StyO: Stylize Your Face in Only One-shot

This paper focuses on face stylization with a single artistic target. Existing works for this task often fail to retain the source content while achieving geometry variation. Here, we present a novel StyO model, ie. Stylize the face in only One-shot, to solve the above problem. In particular, StyO exploits a disentanglement and recombination strategy. It first disentangles the content and style of source and target images into identifiers, which are then recombined in a cross manner to derive the stylized face image. In this way, StyO decomposes complex images into independent and specific attributes, and simplifies one-shot face stylization as the combination of different attributes from input images, thus producing results better matching face geometry of target image and content of source one. StyO is implemented with latent diffusion models (LDM) and composed of two key modules: 1) Identifier Disentanglement Learner (IDL) for disentanglement phase. It represents identifiers as contrastive text prompts, ie. positive and negative descriptions. And it introduces a novel triple reconstruction loss to fine-tune the pre-trained LDM for encoding style and content into corresponding identifiers; 2) Fine-grained Content Controller (FCC) for the recombination phase. It recombines disentangled identifiers from IDL to form an augmented text prompt for generating stylized faces. In addition, FCC also constrains the cross-attention maps of latent and text features to preserve source face details in results. The extensive evaluation shows that StyO produces high-quality images on numerous paintings of various styles and outperforms the current state-of-the-art.

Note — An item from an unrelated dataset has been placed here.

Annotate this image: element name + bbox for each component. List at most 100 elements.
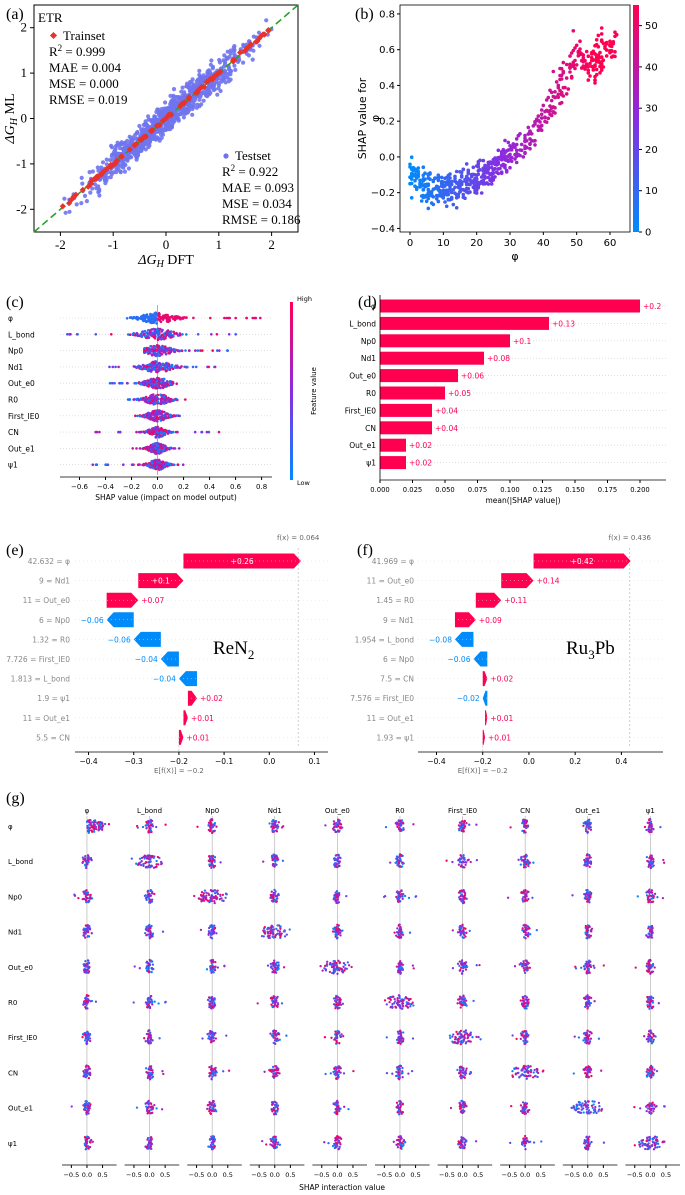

翻译：本文聚焦于基于单一艺术目标的面部风格化任务。现有方法在实现几何形变的同时往往难以保持源图像内容。为此，我们提出一种新颖的StyO模型（即仅需单次示例的面部风格化）以解决上述问题。StyO采用解耦与重组策略：首先将源图像与目标图像的内容和风格解耦为标识符，随后通过交叉重组方式生成风格化面部图像。该方法将复杂图像分解为独立且特定的属性，将单次面部风格化简化为输入图像不同属性的组合，从而生成更贴合目标图像面部几何结构与源图像内容的结果。StyO基于隐扩散模型（LDM）构建，包含两个核心模块：1）用于解耦阶段的标识符解耦学习器（IDL），该模块将标识符表示为对比性文本提示（即正面与负面描述），并引入新颖的三重重建损失对预训练LDM进行微调，以将风格与内容编码至对应标识符；2）用于重组阶段的细粒度内容控制器（FCC），该模块重组来自IDL的解耦标识符以构建增强文本提示，进而生成风格化面部。此外，FCC通过约束隐特征与文本特征的交叉注意力图，以在结果中保留源面部细节。大量实验表明，StyO能在多种风格的绘画作品上生成高质量图像，其性能优于当前最优方法。